Kritik an ARD
Til Schweiger hält Tatort-Verschiebung für falsch

Aus Respekt vor den Opfern des Terroranschlags in Paris verschiebt die ARD den „Tatort“ mit Til Schweiger ins nächste Jahr. Schweiger selber ist mit dieser Entscheidung alles andere als einverstanden.

Aus Respekt vor den Opfern der Anschläge in Paris verschiebt die ARD die für diesen Monat geplante „Tatort“-Doppelfolge mit Til Schweiger ins nächste Jahr. „Der große Schmerz“ und „Fegefeuer“ sollten ursprünglich am kommenden Sonntag (22. November) und eine Woche später (29. November) zu sehen sein. „Es passt einfach nicht in diese Wochen, eine Krimireihe zu zeigen, in der es auch um einen terroristischen Angriff geht“, teilte der NDR-Programmdirektor Fernsehen, Frank Beckmann, am Montag mit.

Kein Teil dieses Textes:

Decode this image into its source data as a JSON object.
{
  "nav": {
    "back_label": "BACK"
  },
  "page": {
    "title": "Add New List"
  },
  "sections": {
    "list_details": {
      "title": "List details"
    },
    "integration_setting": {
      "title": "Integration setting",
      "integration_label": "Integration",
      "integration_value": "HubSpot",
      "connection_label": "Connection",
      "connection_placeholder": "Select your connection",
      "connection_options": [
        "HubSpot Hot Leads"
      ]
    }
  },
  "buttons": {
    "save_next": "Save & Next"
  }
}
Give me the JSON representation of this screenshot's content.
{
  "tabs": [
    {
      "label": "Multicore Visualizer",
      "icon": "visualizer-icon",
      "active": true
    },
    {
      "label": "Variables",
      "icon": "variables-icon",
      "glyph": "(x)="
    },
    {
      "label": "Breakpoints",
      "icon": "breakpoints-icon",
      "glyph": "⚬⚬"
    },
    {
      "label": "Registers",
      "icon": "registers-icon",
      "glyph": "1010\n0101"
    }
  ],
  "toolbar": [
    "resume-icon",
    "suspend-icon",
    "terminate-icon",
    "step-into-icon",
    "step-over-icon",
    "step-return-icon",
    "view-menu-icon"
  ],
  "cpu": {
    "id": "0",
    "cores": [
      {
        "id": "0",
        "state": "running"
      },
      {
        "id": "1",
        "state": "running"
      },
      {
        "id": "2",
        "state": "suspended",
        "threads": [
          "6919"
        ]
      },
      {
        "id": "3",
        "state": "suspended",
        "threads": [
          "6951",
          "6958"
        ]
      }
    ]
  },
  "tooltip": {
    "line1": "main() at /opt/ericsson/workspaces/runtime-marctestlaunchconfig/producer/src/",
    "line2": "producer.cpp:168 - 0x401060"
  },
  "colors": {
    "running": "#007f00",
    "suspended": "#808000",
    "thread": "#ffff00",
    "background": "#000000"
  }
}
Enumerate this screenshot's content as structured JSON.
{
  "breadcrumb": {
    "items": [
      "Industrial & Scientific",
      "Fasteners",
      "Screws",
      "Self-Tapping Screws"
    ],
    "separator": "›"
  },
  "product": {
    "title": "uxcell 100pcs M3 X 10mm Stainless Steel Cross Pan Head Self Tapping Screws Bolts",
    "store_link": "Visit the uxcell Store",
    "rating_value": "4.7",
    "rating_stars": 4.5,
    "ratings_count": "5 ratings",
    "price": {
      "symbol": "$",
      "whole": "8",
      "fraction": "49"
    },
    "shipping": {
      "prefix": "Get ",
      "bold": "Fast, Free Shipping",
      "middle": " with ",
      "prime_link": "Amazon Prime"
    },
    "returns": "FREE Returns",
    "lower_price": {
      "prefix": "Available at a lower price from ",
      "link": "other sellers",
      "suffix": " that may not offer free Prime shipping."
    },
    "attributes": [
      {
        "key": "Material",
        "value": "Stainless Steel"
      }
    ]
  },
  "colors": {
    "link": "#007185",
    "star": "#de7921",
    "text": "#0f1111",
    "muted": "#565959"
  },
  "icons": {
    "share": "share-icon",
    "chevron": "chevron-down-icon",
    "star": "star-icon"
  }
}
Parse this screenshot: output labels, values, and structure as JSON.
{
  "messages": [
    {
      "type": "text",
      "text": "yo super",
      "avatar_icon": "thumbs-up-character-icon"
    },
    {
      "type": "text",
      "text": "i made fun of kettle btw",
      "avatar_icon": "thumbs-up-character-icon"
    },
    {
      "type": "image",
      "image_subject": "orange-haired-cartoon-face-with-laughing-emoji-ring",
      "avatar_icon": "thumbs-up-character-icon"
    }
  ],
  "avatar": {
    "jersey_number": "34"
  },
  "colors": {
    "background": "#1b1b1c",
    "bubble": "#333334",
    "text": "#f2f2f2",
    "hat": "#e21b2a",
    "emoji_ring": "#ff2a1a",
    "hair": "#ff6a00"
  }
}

Til Schweiger kritisiert diese Entscheidung gegenüber der Bild: „Ich persönlich bin völlig entsetzt darüber, was in Paris passiert ist. Es ist so furchtbar. Aber wir sollten uns nicht von Terroristen diktieren lassen, was wir im Fernsehen zeigen sollten. Dann können wir ja bald nur noch ein Testbild senden.“

Auch mit der Entscheidung, zwei andere „Tatort“-Premieren als Ersatz zu zeigen, ist er nicht einverstanden. „Wenn man stattdessen am Sonntag eine Sondersendung zu den Terroranschlägen zeigen würde, wäre das für mich verständlicher“, sagt Schweiger. „Ich persönlich halte die Entscheidung für falsch“, betont er. „Ich habe versucht, die Verschiebung zu verhindern, habe diskutiert, habe gehofft, dass wenigstens die Premiere stattfinden kann. Die Nationalmannschaft wird ja auch dafür gefeiert, dass sie weiter ihre Spiele spielt."